Marcus Hook’s Surrey CCC column: Disciplinary process needs a rethink


Umpires do an impossible job and the majority of them do it incredibly well. What really makes a difference is most of them are ex-pros.

Very occasionally, you see some debatable decisions. But the one Mark Stoneman copped at Scarborough on Monday, just after reaching his hundred, has to be right up there in terms of howlers.

You might wonder why, given there were no historionics from Stoneman, it should even be questioned. But because Stoneman was reprimanded in the corresponding fixture last year, he couldn’t risk Surrey being slapped with a points deduction.

Penalties remain in force for a period of 24 calendar months and the totting-up process could, according to the ECB’s regulations, result in a county being docked 16 points should a number of their players transgress.

I would wipe the disciplinary slate clean at the end of each year, rather than have the threat of more far-reaching action hanging over a player and a team.

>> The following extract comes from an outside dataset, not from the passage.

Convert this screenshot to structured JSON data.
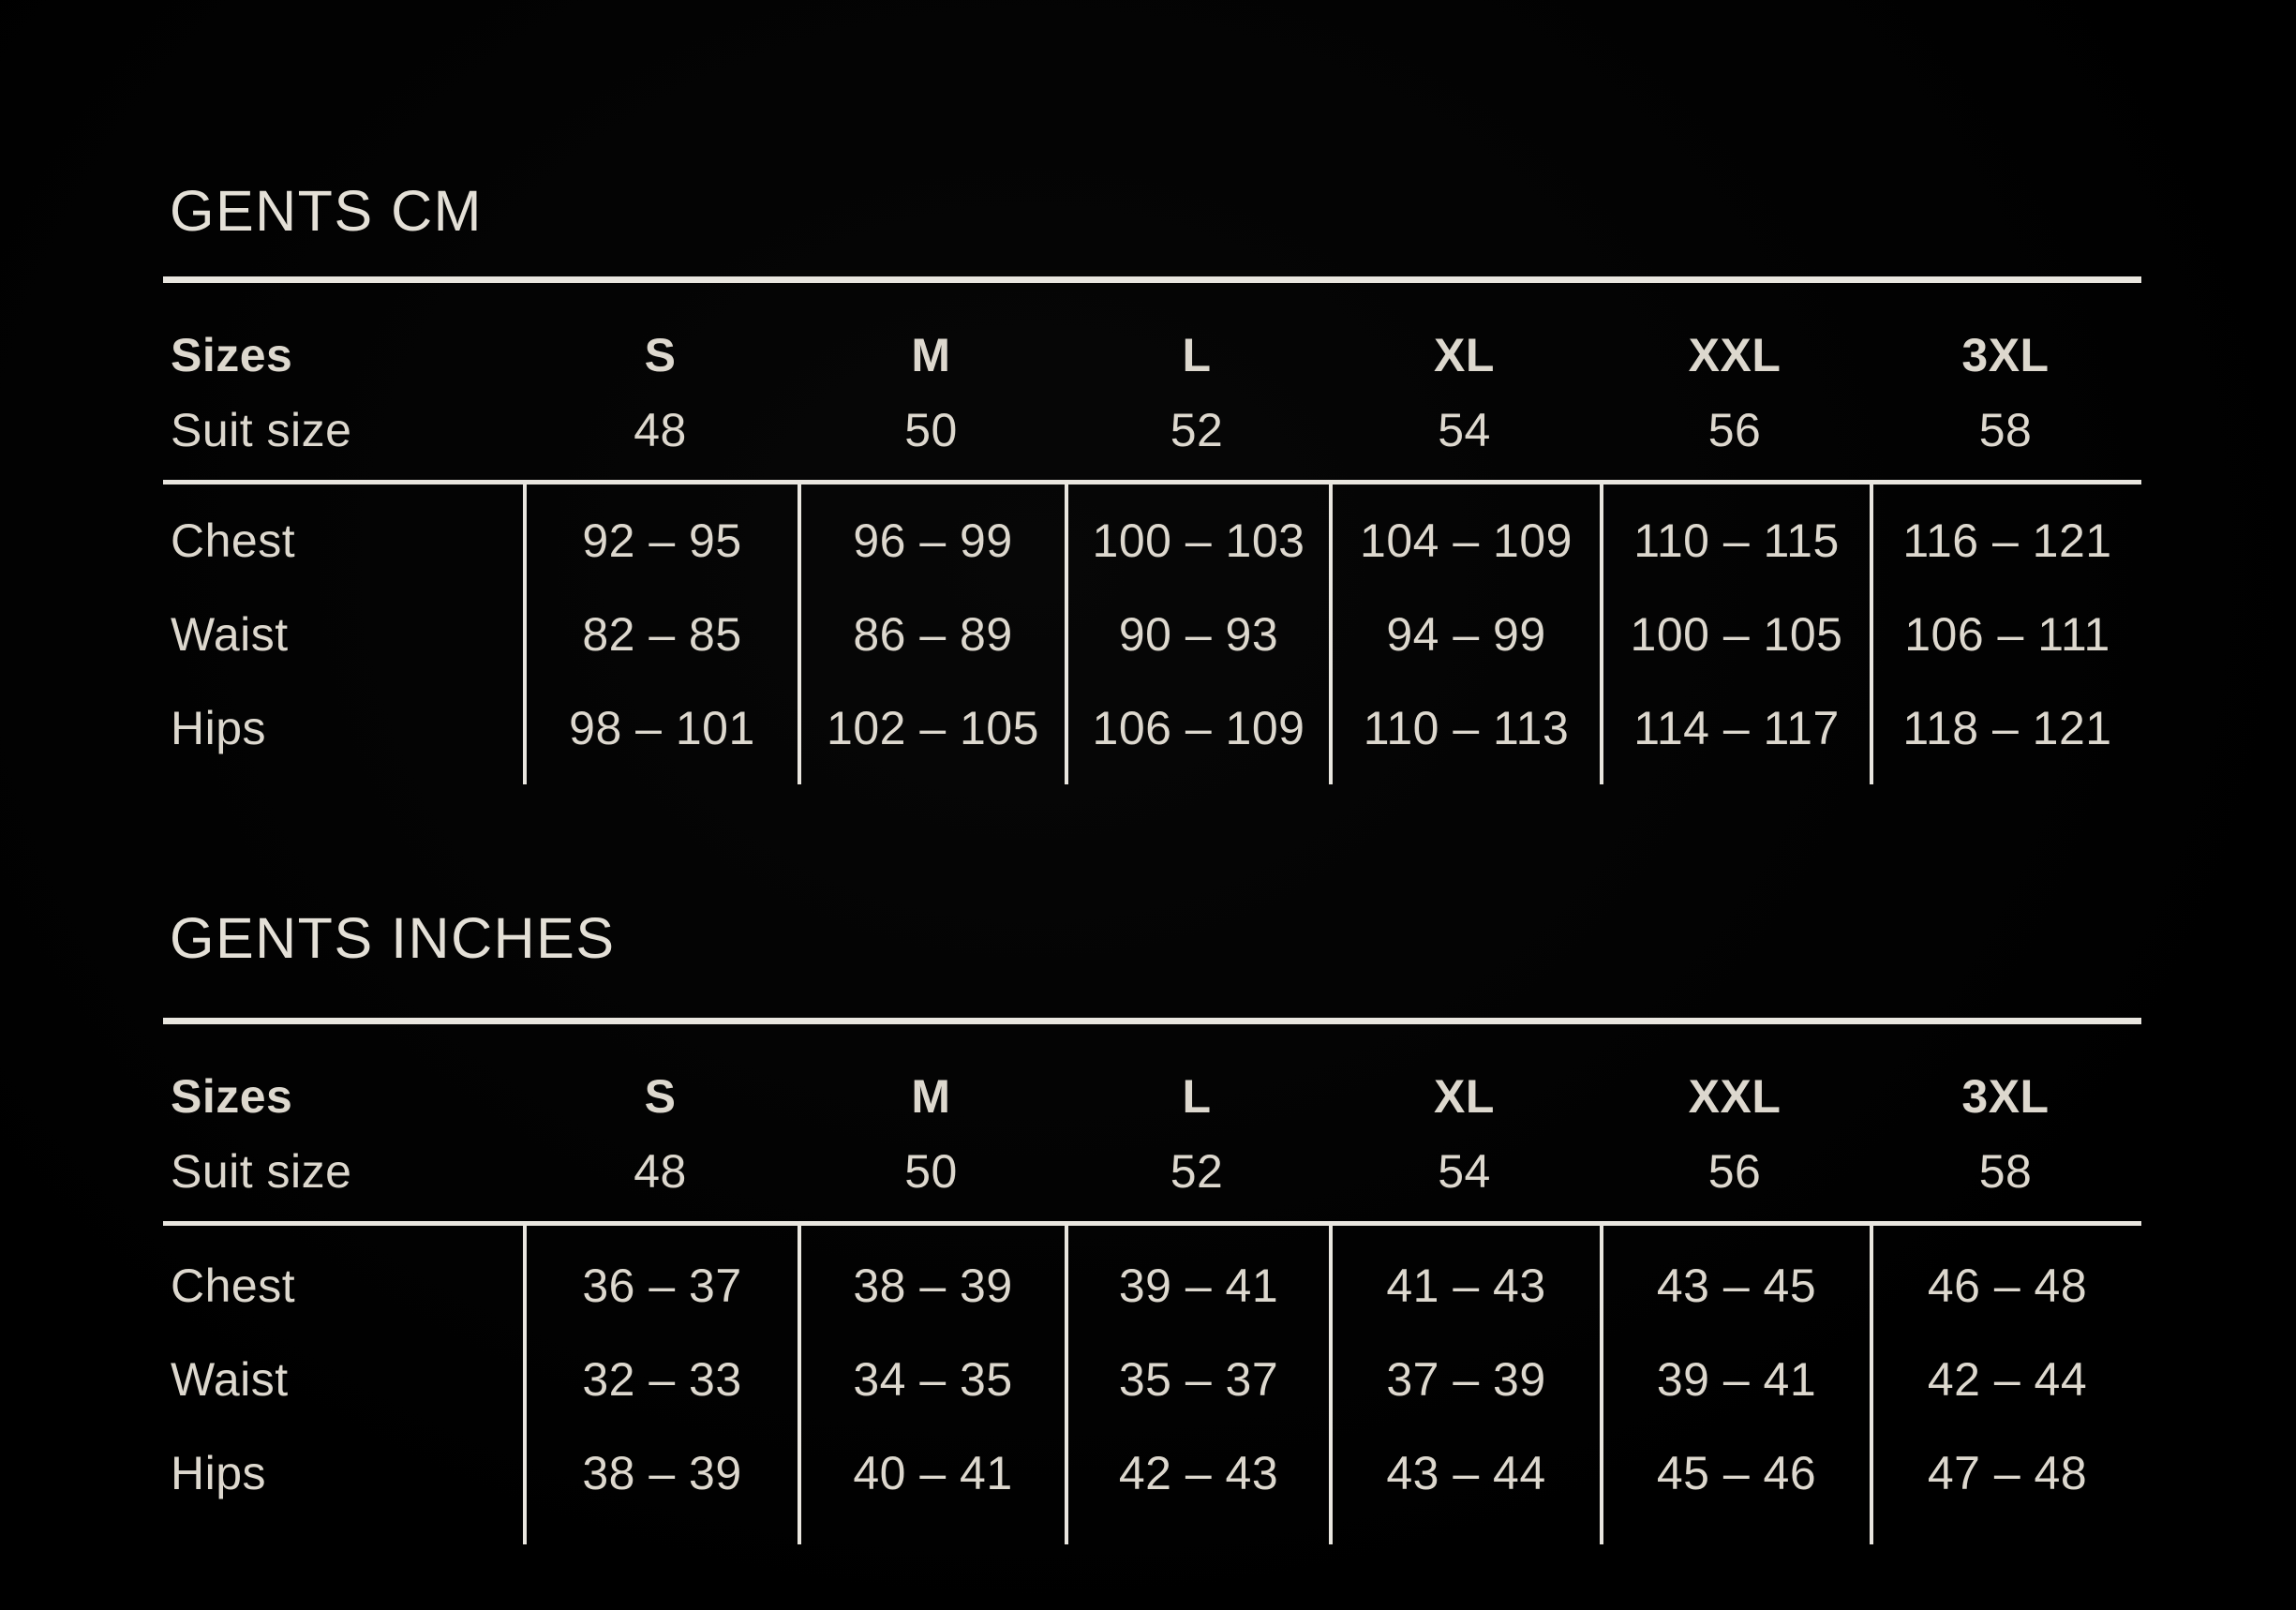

Michael Holding was recently criticised for describing the umpiring in the Australia v West Indies World Cup clash as “atrocious”. Anyone watching the game wouldn’t disagree with the former West Indian fast bowler, especially with four dismissals being overturned on review.

County cricket isn’t in a position, yet, to bring in the Decision Review System (often referred to as DRS). However, the ECB’s website uploads clips of every dismissal from every championship game within just a few minutes. So, technologically, we are heading that way.

The replay of Stoneman being caught behind off Duanne Olivier showed, clearly, the ball was nowhere near the bat or the batsman’s gloves. To quote the official ECB match report: “the deflection may well have been off his right sweatband rather than his glove.”

Like me, Holding is a huge American Football fan. County cricket could take a number of leaves out of the NFL’s book, starting with the way officials are assessed.

The NFL’s officiating department meticulously reviews every official’s performance, by watching back every play from every game.

The top officials and crews are rewarded with the ultimate recognition – the privilege and responsibility of working a play-off game. The very best get to referee in the Super Bowl.

Perhaps the ECB should look at introducing something similar, thus ensuring that the best umpires get to umpire the biggest games.

Right now, every game in Division One seems to be a big game. Eyebrows have been raised at the downturn in Surrey’s form, but injuries have definitely had a knock on effect.

Also, from what I’ve seen, all the other teams have sat down and come up with a game plan that gets the very best out of their resources.

Just look at the two promoted sides. Who would have thought a year ago, while they were plying their trade in the second division, that Warwickshire’s Dominic Sibley and Kent’s Zak Crawley would be two of the names now being talked about in terms of who should open for England in the upcoming Ashes?